A Look to the Future

A while back, I realized that I needed to guide myself more when it came to my personal professional development efforts.
They're all attractive, which one(s) should I choose? *
I started exploring specific subjects in more depth rather than reading whatever interested me at any moment. Thanks to learning opportunities that came up, I chose to examine "vocabulary teaching" first. That included joining a book circle, reading other books on my own, and collaborating with other teachers and a researcher to teach vocabulary-focused lessons to one of my classes for 6 months.  The books:

Vocabulary Myths - Keith Folse (book circle)
Teaching Vocabulary to English Language Learners - Graves, August, Mancilla-Martinez (related to our project)
How to Teach Vocabulary - Thornbury (my choice)

I'll just share a quick comment on each: Folse really did make me rethink my assumptions about teaching vocabulary.  It was a good book start with, as it kind of shook my mind open.  Graves focuses on teaching ELLs (kids in the US schools system) which is not directly relevant to me, but I especially liked the chapters on teaching word learning strategies and promoting word consciousness (both promote autonomous learning).

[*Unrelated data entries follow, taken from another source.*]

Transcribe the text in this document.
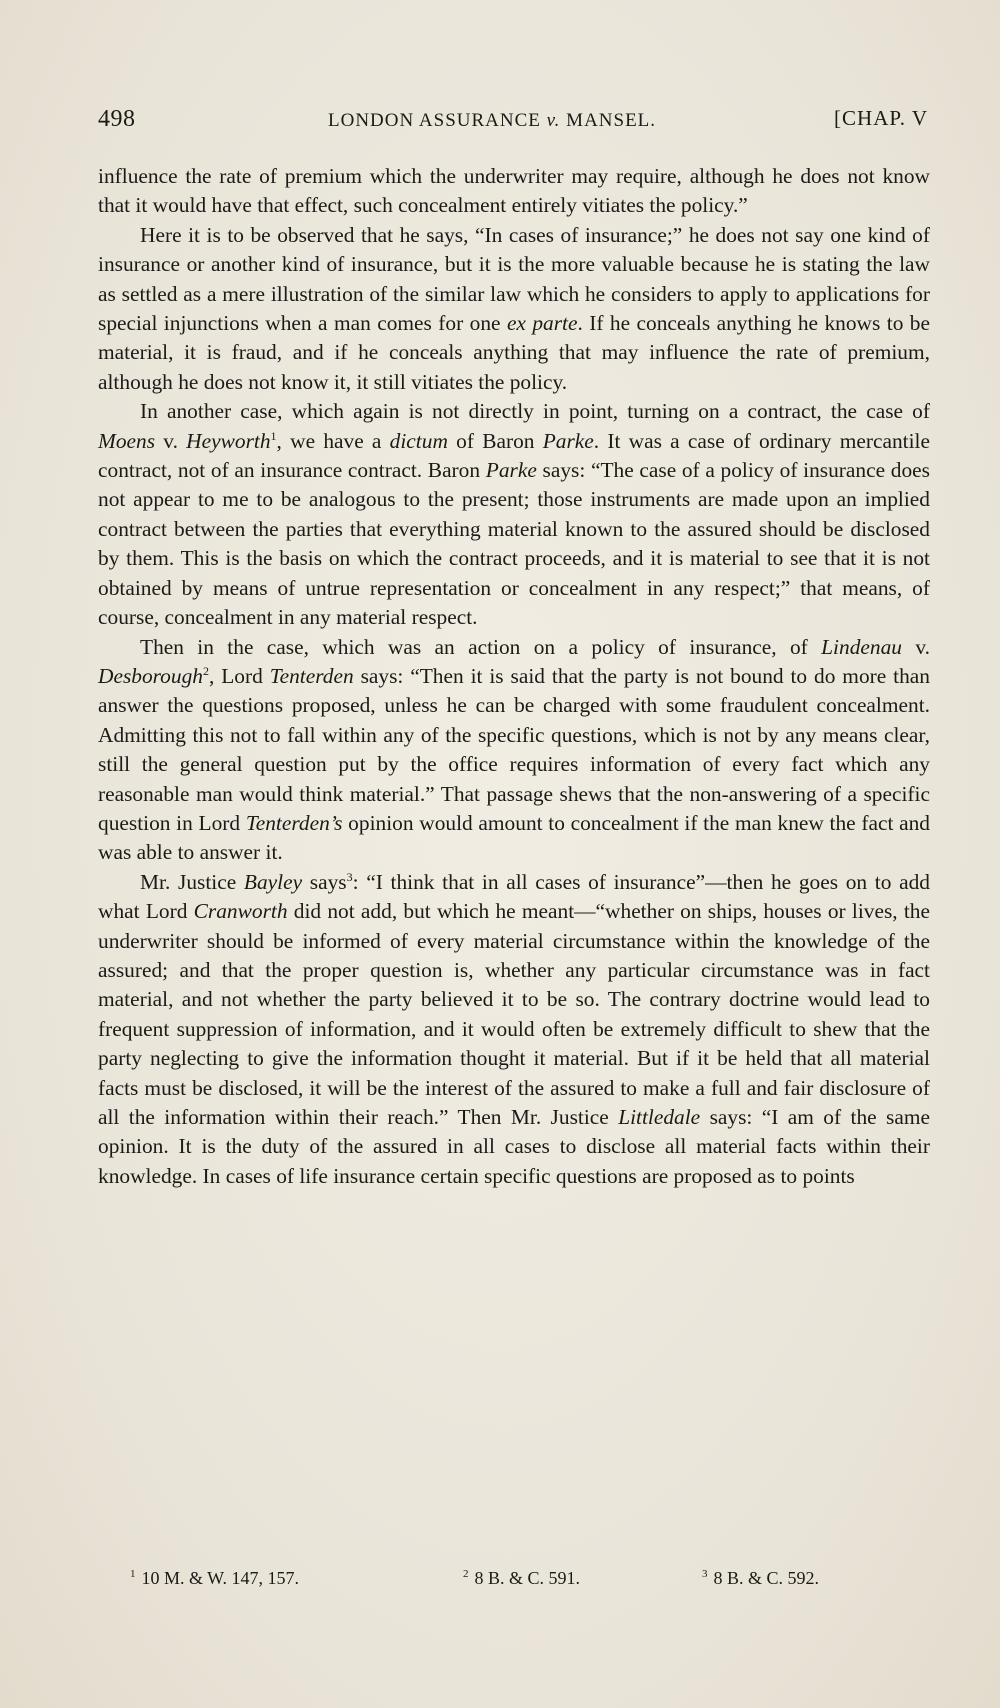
498	LONDON ASSURANCE v. MANSEL.	[CHAP. V

influence the rate of premium which the underwriter may require, although he does not know that it would have that effect, such concealment entirely vitiates the policy.”

Here it is to be observed that he says, “In cases of insurance;” he does not say one kind of insurance or another kind of insurance, but it is the more valuable because he is stating the law as settled as a mere illustration of the similar law which he considers to apply to applications for special injunctions when a man comes for one ex parte. If he conceals anything he knows to be material, it is fraud, and if he conceals anything that may influence the rate of premium, although he does not know it, it still vitiates the policy.

In another case, which again is not directly in point, turning on a contract, the case of Moens v. Heyworth$^1$, we have a dictum of Baron Parke. It was a case of ordinary mercantile contract, not of an insurance contract. Baron Parke says: “The case of a policy of insurance does not appear to me to be analogous to the present; those instruments are made upon an implied contract between the parties that everything material known to the assured should be disclosed by them. This is the basis on which the contract proceeds, and it is material to see that it is not obtained by means of untrue representation or concealment in any respect;” that means, of course, concealment in any material respect.

Then in the case, which was an action on a policy of insurance, of Lindenau v. Desborough$^2$, Lord Tenterden says: “Then it is said that the party is not bound to do more than answer the questions proposed, unless he can be charged with some fraudulent concealment. Admitting this not to fall within any of the specific questions, which is not by any means clear, still the general question put by the office requires information of every fact which any reasonable man would think material.” That passage shews that the non-answering of a specific question in Lord Tenterden’s opinion would amount to concealment if the man knew the fact and was able to answer it.

Mr. Justice Bayley says$^3$: “I think that in all cases of insurance”—then he goes on to add what Lord Cranworth did not add, but which he meant—“whether on ships, houses or lives, the underwriter should be informed of every material circumstance within the knowledge of the assured; and that the proper question is, whether any particular circumstance was in fact material, and not whether the party believed it to be so. The contrary doctrine would lead to frequent suppression of information, and it would often be extremely difficult to shew that the party neglecting to give the information thought it material. But if it be held that all material facts must be disclosed, it will be the interest of the assured to make a full and fair disclosure of all the information within their reach.” Then Mr. Justice Littledale says: “I am of the same opinion. It is the duty of the assured in all cases to disclose all material facts within their knowledge. In cases of life insurance certain specific questions are proposed as to points

$^1$ 10 M. & W. 147, 157.	$^2$ 8 B. & C. 591.	$^3$ 8 B. & C. 592.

Thornbury backs up almost every concept with concrete examples of how to apply it in the classroom and introduces corpora as a tool for teachers (and even learners).

A conclusion I came to about vocabulary teaching (especially from Thornbury) is that it's difficult, and maybe doesn't really makes sense, to teach vocabulary (or grammar, or "the facts") as separate entities.  That inspired me to put (or keep) these topics on my queue:

The Lexical Approach

While the vocabulary project was going on, I also had a chance to take a state-sponsored course on teaching EL-Civics.  That took 3 months, all told, and involved online course material, developing lesson plans, using them in class (my class that was not getting the vocab-intense lessons got the honor), reflecting on the lessons and sharing with other teachers.  The online material, funded by the US government, is available free to anyone who's interested.  Topics that arose from this are:

Content-Based Learning
Task-Based Learning
Curriculum Design

The first two are supposed to overlap with Dogme in a number of ways. They both also seems like naturals for EL-Civics, since the goals of the program are to improve English skills while becoming familiar with American civics topics and to learn how to connect with and contribute to the community.  I also want to examine more formally other ways to explore topics with learners than the standard PPP approach.

Grammaring is next!  I finished my first pass of  "Uncovering Grammar: How to Help Grammar Emerge" (Thornbury) over Thanksgiving and that was good preparation for "Teaching Language:  From Grammar to Grammaring" (Larsen-Freeman), which is now in progress.  Reading is not enough, of course.  I'll have to try things in class, refer back to both books, and reflect.  It will be a little different without other people (collaboration does impose a bit of discipline, ha ha!).  Let's see how it goes.